A few comments on the call were made about the financial vertical. As we wrote in the past, we believe this eco system has been a great growth driver for the Company, which is strengthening its leadership position in the colo sector (see our previous articles - Insatiable Demand for Colocation Services and Colocation and the Financial Industry):
- [Kolby Nezo - Koffin Brothers]
- My next question has to deal with, just trying to quantify how big the market opportunity is? So financial services to their financial exchange obviously, have been a huge growth for you guys. When you try to figure out how long this is going to last? How many more customers are out that actually go after, maybe you can give us some parameters on that, so could you help get a better understanding of how long this significant growth is going to last? Thanks.
- Steve Smith
- Yes, I’ll take the last question first. We think at this point now, [Kolby], we’re in the lower single digits of market share at a pretty rapid growth rate in the CFX ecosystem. So, there are literally thousands of these companies buy side, sell side technology companies in the space. We are very focused on large pops. We are very focused on matching engines. We are very focused on the magnets that will attract other members that want to come in and connect with them.
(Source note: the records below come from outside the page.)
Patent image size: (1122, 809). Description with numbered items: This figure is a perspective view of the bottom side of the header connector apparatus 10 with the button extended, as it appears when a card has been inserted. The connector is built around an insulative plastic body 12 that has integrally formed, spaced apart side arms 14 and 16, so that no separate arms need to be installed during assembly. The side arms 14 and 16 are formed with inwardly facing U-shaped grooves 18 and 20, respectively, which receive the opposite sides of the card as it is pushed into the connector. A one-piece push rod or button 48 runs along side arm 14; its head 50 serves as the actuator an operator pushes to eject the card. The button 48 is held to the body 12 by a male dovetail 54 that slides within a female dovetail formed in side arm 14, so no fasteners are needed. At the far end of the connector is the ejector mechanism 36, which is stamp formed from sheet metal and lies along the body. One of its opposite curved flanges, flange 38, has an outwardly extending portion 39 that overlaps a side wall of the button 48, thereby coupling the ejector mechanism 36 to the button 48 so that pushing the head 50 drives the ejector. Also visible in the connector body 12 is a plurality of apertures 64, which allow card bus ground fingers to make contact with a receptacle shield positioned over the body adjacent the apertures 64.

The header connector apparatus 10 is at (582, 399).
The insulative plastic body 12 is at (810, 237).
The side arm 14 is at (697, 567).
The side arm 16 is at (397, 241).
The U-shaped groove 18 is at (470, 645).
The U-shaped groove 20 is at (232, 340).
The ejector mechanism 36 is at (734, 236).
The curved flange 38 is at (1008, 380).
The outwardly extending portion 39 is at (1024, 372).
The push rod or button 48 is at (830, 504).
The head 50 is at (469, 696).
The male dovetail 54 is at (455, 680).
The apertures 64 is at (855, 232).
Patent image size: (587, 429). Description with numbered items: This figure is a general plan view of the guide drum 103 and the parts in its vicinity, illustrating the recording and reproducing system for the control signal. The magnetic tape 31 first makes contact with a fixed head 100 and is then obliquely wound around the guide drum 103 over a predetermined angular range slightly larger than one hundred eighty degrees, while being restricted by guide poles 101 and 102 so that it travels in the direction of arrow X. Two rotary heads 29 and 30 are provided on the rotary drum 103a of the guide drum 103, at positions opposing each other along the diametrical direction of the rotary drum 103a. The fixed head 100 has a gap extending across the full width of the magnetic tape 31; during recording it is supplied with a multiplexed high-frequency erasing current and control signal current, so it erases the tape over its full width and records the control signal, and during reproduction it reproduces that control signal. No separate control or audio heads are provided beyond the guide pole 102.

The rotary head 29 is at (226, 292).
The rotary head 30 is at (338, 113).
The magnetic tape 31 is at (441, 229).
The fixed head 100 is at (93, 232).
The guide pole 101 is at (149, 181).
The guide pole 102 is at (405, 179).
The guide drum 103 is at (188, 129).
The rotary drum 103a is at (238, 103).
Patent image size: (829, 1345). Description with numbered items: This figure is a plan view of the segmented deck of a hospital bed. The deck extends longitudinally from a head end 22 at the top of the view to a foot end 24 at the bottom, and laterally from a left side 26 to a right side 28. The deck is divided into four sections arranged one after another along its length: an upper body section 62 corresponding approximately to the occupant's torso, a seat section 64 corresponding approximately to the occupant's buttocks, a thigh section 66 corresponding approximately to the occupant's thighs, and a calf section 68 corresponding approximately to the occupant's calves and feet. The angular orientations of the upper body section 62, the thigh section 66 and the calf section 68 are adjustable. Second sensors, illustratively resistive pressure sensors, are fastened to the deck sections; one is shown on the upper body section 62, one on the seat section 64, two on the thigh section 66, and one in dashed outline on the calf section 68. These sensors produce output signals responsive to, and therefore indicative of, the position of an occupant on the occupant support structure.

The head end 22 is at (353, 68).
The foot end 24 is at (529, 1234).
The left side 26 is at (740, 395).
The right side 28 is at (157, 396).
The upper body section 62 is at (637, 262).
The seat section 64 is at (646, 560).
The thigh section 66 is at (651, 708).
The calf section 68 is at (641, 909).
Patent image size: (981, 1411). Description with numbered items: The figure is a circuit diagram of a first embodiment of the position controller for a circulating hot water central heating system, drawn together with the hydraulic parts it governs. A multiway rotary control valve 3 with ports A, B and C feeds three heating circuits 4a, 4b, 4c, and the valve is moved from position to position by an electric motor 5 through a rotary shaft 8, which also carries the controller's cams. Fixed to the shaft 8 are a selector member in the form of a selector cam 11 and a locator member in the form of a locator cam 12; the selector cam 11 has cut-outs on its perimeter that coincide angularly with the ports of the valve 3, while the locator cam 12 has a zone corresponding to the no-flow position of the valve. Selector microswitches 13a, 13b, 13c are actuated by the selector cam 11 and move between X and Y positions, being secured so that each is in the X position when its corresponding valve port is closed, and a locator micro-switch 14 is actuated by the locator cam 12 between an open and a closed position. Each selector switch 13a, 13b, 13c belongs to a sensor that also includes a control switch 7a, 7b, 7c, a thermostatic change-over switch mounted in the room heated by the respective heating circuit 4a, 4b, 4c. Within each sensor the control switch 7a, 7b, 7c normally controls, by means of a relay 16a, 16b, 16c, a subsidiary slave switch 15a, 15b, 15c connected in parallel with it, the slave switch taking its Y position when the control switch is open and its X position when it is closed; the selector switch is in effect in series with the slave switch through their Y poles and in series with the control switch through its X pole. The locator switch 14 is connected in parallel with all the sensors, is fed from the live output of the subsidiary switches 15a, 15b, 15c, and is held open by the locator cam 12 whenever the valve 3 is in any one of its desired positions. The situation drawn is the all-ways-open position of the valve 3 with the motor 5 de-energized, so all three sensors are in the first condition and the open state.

- So, there are plenty of companies around the world, many of these companies are looking for multi-region deployment. So one of the advantages we have over most or all of our competitors is the fact that we can deploy them in the top ten financial cities around the world. I mean all top ten financial cities on the charts were deployed in. So that is a huge advantage and we’re very, very early in the stages we believe on enabling these companies.
- With the push into electronic trading, our pipeline is just very, very solid with opportunities across probably today’s five or six markets, we think that will go to seven or eight and up to ten markets as the things starts to evolve
And also:
- The financial vertical continues to be our primary ecosystem driver in this region (Europe) with several strategic wins booked in the quarter in Amsterdam, Frankfurt and London.
To end our comments, another solid quarter, as the Company keeps executing its business plan. An improved economy, and the lack of building activity, due to the recent credit crunch, from competitors might really push Equinix toward a much higher target, in the next few years, than anticipated. The Company has the cash on hand and enjoys a great free cash flow from operations to support further expansion.
As we wrote a few times, an interesting investment opportunity for a 2010 and beyond time frame.
2 comments:
Great post Paolo - keep up the good work in this sector.
Thanks, TraderMark.
For some reason, I can't post this comment on your article...
When I started following EQIX (IPO times, in the middle of the bubble...) one thing that set it apart from Exodus was the neutrality of the business model, which proved to be the differenciator and one of the reasons why it did survive the bubble burst (but it still went very close to BK, by heart being saved by a $30 million investment from the S'pore Government controlled Singapore Technologies Telemedia, that got about 40% of the Company in return...).
One of the inflection points, when the major Tier 1 networks decided to peer in their main locations.
Old times, not so far away, but that seem ages ago... :-)
Thanks for your kind mention in the article.